Este ideal del amor nos lleva, durante la pandemia, a orar por los difuntos y por sus familiares, a favorecer la solidaridad y el trabajo abnegado para apoyar a los que sufren y para sostener según nuestras posibilidades los que luchan para superar la situación actual. Pero, pensando, también, en las consecuencias económicas y sociales que nos dejará esta crisis, los cristianos, en el espíritu de la visitación y en la medida de nuestras posibilidades, debemos colaborar a construir unos modelos económicos que vayan más allá de buscar sólo la ganancia y el crecimiento, debemos esforzarnos para garantizar la sostenibilidad en el medio ambiente y para la cohesión social procurando evitar descartar nadie. Nuestra sociedad, también a nivel político, sólo tendrá futuro si entre todos buscamos el bien común. Estamos viendo cómo la crisis de la pandemia cuestiona el afán de poseer bienes materiales, sacude las seguridades que nos habíamos hecho, y hace más viva la preocupación por vivir. Mientras procuramos construir esta nueva manera de entender la vida, que arraiga en la palabra del Evangelio, debemos ayudar a otros a ir más allá de las necesidades materiales y abrirse a lo que puede saciar espiritualmente el corazón, lo que ofrece un consuelo real, y una esperanza cierta de poder superar la precariedad humana con la salvación que Jesucristo nos ofrece.

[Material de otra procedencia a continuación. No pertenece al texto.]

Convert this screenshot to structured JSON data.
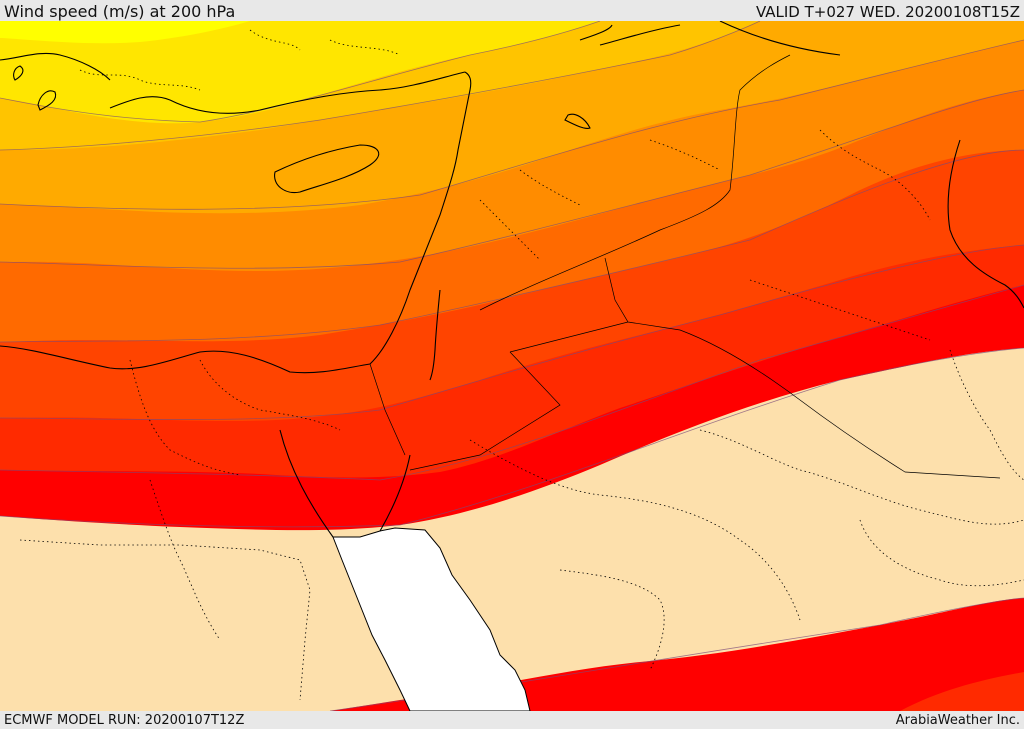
{
  "header": {
    "title": "Wind speed (m/s) at 200 hPa",
    "valid_time": "VALID T+027 WED. 20200108T15Z"
  },
  "footer": {
    "model_run": "ECMWF MODEL RUN: 20200107T12Z",
    "credit": "ArabiaWeather Inc."
  },
  "colors": {
    "band_yellow": "#ffe600",
    "band_gold": "#ffc400",
    "band_amber": "#ffaa00",
    "band_orange": "#ff8c00",
    "band_deep_orange": "#ff6a00",
    "band_red_orange": "#ff4400",
    "band_red": "#ff2a00",
    "band_pure_red": "#ff0000",
    "low_wind": "#fde0ac",
    "sea": "#ffffff"
  }
}
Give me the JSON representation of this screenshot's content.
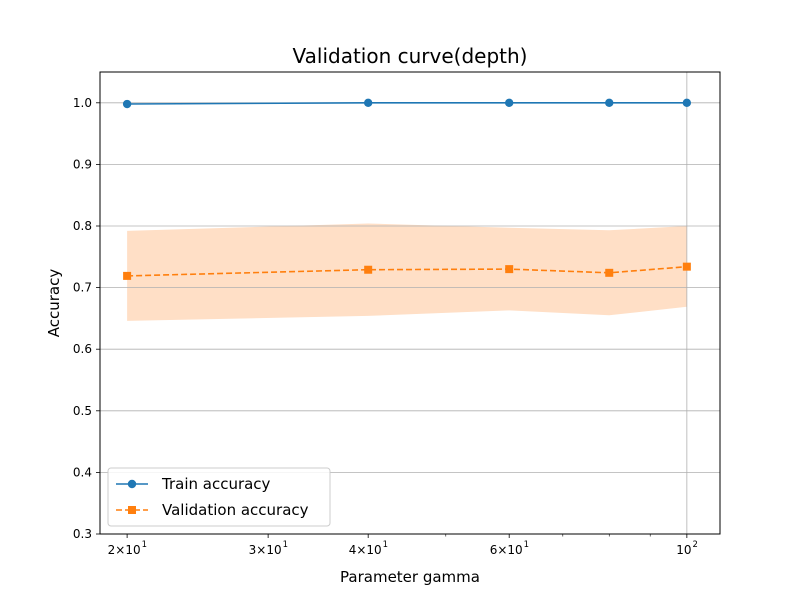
{
  "chart_data": {
    "type": "line",
    "title": "Validation curve(depth)",
    "xlabel": "Parameter gamma",
    "ylabel": "Accuracy",
    "xscale": "log",
    "xlim": [
      18.5,
      110
    ],
    "ylim": [
      0.3,
      1.05
    ],
    "grid": true,
    "legend_position": "lower-left",
    "x": [
      20,
      40,
      60,
      80,
      100
    ],
    "x_ticks": [
      {
        "value": 20,
        "base": "2×10",
        "exp": "1"
      },
      {
        "value": 30,
        "base": "3×10",
        "exp": "1"
      },
      {
        "value": 40,
        "base": "4×10",
        "exp": "1"
      },
      {
        "value": 60,
        "base": "6×10",
        "exp": "1"
      },
      {
        "value": 100,
        "base": "10",
        "exp": "2"
      }
    ],
    "y_ticks": [
      {
        "value": 0.3,
        "label": "0.3"
      },
      {
        "value": 0.4,
        "label": "0.4"
      },
      {
        "value": 0.5,
        "label": "0.5"
      },
      {
        "value": 0.6,
        "label": "0.6"
      },
      {
        "value": 0.7,
        "label": "0.7"
      },
      {
        "value": 0.8,
        "label": "0.8"
      },
      {
        "value": 0.9,
        "label": "0.9"
      },
      {
        "value": 1.0,
        "label": "1.0"
      }
    ],
    "series": [
      {
        "name": "Train accuracy",
        "color": "#1f77b4",
        "marker": "circle",
        "linestyle": "solid",
        "values": [
          0.998,
          1.0,
          1.0,
          1.0,
          1.0
        ]
      },
      {
        "name": "Validation accuracy",
        "color": "#ff7f0e",
        "marker": "square",
        "linestyle": "dashed",
        "values": [
          0.719,
          0.729,
          0.73,
          0.724,
          0.734
        ],
        "band_upper": [
          0.792,
          0.804,
          0.797,
          0.793,
          0.8
        ],
        "band_lower": [
          0.646,
          0.654,
          0.663,
          0.655,
          0.669
        ],
        "band_color": "#ffdfc6"
      }
    ]
  }
}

Puede parecer una tarea ingente y difícil en el contexto de nuestro mundo. Pero hemos visto como en este tiempo de crisis ha surgido espontánea la generosidad y la solidaridad de muchísimas personas, bien empapada de humanidad y de amor. Hemos visto como hay más bondad que maldad. Y el don del Espíritu, que lleva novedad cada día, puede suscitar un nuevo dinamismo de solidaridad y de amor.
Que Santa María, que desde esta montaña de Montserrat vela por el pueblo que tiene confiado, continúe siendo madre de consuelo y de esperanza, solícita para llevarnos a Jesucristo y protectora de nuestra vida eclesial y social en estos momentos difíciles. Por ello, especialmente estos días de confinamiento, dejemos que Santa María nos visite espiritualmente en nuestros hogares y ponga la alegría, la paz y el espíritu de servicio que llevó a casa de Isabel.